NAFTA changes proposed by Trump’s administration would not require Fiat Chrysler to end production in Mexico but rather to "redirect" exports of Mexican-built vehicles to other global markets, Marchionne added.
Marchionne said he still hopes the administration will reach a deal with California to maintain nationwide standards and said Trump is an ideal negotiator to get an agreement.
Noting that automakers want a deal with California, U.S. Sen. Tom Carper, D-Delaware, said, "Our businessman and self-proclaimed ‘dealmaker’ president should be able to take yes for an answer and help us secure a win-win solution that is well within reach."
U.S. Trade Rep. Robert Lighthizer, Transportation Secretary Elaine Chao, White House economic adviser Larry Kudlow and Environmental Protection Agency chief Scott Pruitt also attended the meeting. Trump directed Chao and Pruitt to continue administration talks with California to see if a deal can be reached quickly, an auto industry source said.

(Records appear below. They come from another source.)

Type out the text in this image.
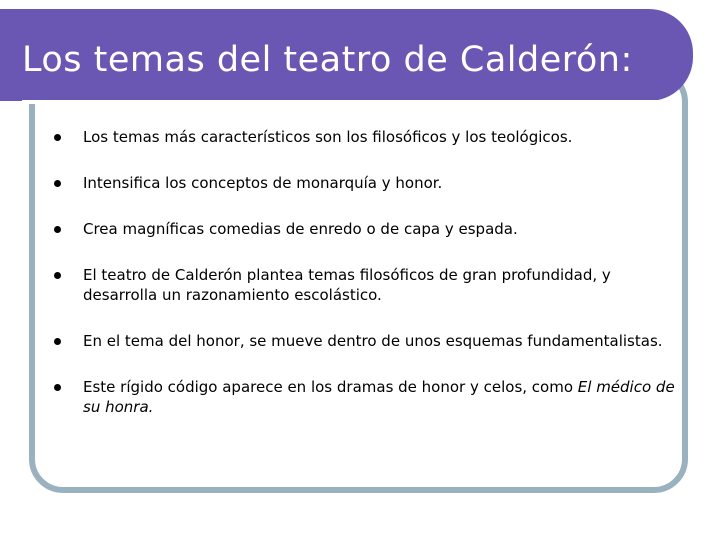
Los temas del teatro de Calderón:
Los temas más característicos son los filosóficos y los teológicos.
Intensifica los conceptos de monarquía y honor.
Crea magníficas comedias de enredo o de capa y espada.
El teatro de Calderón plantea temas filosóficos de gran profundidad, y desarrolla un razonamiento escolástico.
En el tema del honor, se mueve dentro de unos esquemas fundamentalistas.
Este rígido código aparece en los dramas de honor y celos, como El médico de su honra.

Democrats and environmental advocates plan to challenge the administration’s plans to weaken vehicle rules touted by the Obama administration as one of its biggest actions to combat climate change by reducing planet-warming emissions.
The Trump administration plans to argue that freezing the rules would lead to cheaper vehicles, boost sales and employment, and improve safety by prodding faster turnover of older vehicles.
The Obama-era rules adopted in 2012 sought to double average fleet-wide vehicle fuel efficiency to about 50 mpg by 2025, but included an evaluation due by April 2018 to determine if the rules were appropriate.